Re: [PATCH v8] oom_kill.c: futex: Don't OOM reap the VMA containing the robust_list_head

From: Peter Zijlstra
Date: Fri Apr 08 2022 - 04:16:30 EST


On Thu, Apr 07, 2022 at 11:28:09PM -0400, Nico Pache wrote:
> The pthread struct is allocated on PRIVATE|ANONYMOUS memory [1] which can
> be targeted by the oom reaper. This mapping is used to store the futex
> robust list head; the kernel does not keep a copy of the robust list and
> instead references a userspace address to maintain the robustness during
> a process death.

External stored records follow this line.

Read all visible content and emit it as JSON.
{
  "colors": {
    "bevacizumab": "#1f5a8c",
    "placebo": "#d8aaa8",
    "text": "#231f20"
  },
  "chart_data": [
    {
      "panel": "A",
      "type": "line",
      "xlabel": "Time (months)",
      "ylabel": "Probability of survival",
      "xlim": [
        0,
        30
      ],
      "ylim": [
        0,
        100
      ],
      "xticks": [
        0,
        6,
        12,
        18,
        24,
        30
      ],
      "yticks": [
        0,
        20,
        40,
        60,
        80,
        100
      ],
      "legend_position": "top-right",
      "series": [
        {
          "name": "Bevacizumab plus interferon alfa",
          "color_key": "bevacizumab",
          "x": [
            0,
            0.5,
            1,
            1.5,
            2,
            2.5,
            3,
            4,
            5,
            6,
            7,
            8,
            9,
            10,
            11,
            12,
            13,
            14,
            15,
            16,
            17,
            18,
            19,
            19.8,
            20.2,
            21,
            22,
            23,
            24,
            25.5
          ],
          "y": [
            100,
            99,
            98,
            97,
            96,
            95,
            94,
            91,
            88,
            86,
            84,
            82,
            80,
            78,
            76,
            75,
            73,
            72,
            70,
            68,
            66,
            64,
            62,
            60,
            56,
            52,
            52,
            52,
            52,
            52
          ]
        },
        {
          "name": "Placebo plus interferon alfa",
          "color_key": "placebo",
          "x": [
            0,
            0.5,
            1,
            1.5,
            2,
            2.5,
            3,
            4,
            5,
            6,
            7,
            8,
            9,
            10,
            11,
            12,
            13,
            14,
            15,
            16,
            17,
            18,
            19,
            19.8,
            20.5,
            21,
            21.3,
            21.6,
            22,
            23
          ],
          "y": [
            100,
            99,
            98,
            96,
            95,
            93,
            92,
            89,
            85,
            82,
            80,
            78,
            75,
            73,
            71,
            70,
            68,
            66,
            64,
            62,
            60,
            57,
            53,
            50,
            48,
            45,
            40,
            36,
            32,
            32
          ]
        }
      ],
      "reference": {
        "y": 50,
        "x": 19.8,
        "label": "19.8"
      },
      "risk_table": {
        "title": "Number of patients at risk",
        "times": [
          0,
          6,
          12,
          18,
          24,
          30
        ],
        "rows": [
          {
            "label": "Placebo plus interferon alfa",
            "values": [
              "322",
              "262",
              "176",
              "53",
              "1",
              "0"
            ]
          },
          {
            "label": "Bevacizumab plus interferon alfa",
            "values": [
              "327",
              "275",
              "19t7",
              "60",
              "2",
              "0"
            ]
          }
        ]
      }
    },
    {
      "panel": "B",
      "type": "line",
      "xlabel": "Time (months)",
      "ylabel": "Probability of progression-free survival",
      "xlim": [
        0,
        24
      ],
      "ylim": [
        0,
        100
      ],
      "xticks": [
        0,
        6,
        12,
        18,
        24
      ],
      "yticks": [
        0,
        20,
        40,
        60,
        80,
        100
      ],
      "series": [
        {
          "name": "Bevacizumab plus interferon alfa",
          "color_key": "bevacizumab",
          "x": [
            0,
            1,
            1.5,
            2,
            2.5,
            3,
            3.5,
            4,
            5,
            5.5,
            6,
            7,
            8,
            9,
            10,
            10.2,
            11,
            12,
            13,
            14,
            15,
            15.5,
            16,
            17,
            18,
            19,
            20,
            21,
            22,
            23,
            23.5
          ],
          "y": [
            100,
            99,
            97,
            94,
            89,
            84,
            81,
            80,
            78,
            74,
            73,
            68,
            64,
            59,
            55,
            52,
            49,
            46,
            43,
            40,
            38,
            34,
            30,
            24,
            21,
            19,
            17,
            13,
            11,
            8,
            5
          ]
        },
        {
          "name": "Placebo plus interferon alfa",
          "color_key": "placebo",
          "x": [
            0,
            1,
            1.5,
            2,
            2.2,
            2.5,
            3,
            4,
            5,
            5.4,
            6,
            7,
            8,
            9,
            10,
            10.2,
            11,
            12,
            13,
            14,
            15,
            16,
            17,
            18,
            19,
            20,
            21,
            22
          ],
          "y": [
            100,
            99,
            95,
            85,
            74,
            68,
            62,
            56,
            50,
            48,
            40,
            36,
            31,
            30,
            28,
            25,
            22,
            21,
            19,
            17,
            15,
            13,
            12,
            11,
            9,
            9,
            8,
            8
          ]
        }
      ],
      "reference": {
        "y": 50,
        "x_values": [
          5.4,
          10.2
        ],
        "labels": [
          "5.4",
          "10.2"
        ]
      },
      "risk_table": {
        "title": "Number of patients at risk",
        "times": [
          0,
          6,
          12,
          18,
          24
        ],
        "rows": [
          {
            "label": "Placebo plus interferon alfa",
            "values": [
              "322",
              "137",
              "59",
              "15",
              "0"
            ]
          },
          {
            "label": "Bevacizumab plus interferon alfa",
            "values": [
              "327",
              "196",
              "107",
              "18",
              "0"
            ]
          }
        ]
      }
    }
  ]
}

A race can occur between exit_mm and the oom reaper that
> allows the oom reaper to free the memory of the futex robust list before
> the exit path has handled the futex death:
>
> CPU1 CPU2
> ------------------------------------------------------------------------
> page_fault
> do_exit "signal"
> wake_oom_reaper
> oom_reaper
> oom_reap_task_mm (invalidates mm)
> exit_mm
> exit_mm_release
> futex_exit_release
> futex_cleanup
> exit_robust_list
> get_user (EFAULT- can't access memory)
>
> If the get_user EFAULT's, the kernel will be unable to recover the
> waiters on the robust_list, leaving userspace mutexes hung indefinitely.
>
> Use the robust_list address stored in the kernel to skip the VMA that holds
> it, allowing a successful futex_cleanup.
>
> Theoretically a failure can still occur if there are locks mapped as
> PRIVATE|ANON; however, the robust futexes are a best-effort approach.
> This patch only strengthens that best-effort.
>
> The following case can still fail:
> robust head (skipped) -> private lock (reaped) -> shared lock (skipped)

This is still all sorts of confused.. it's a list head, the entries can
be in any random other VMA. You must not remove *any* user memory before
doing the robust thing. Not removing the VMA that contains the head is
pointless in the extreme.

Did you not read the previous discussion?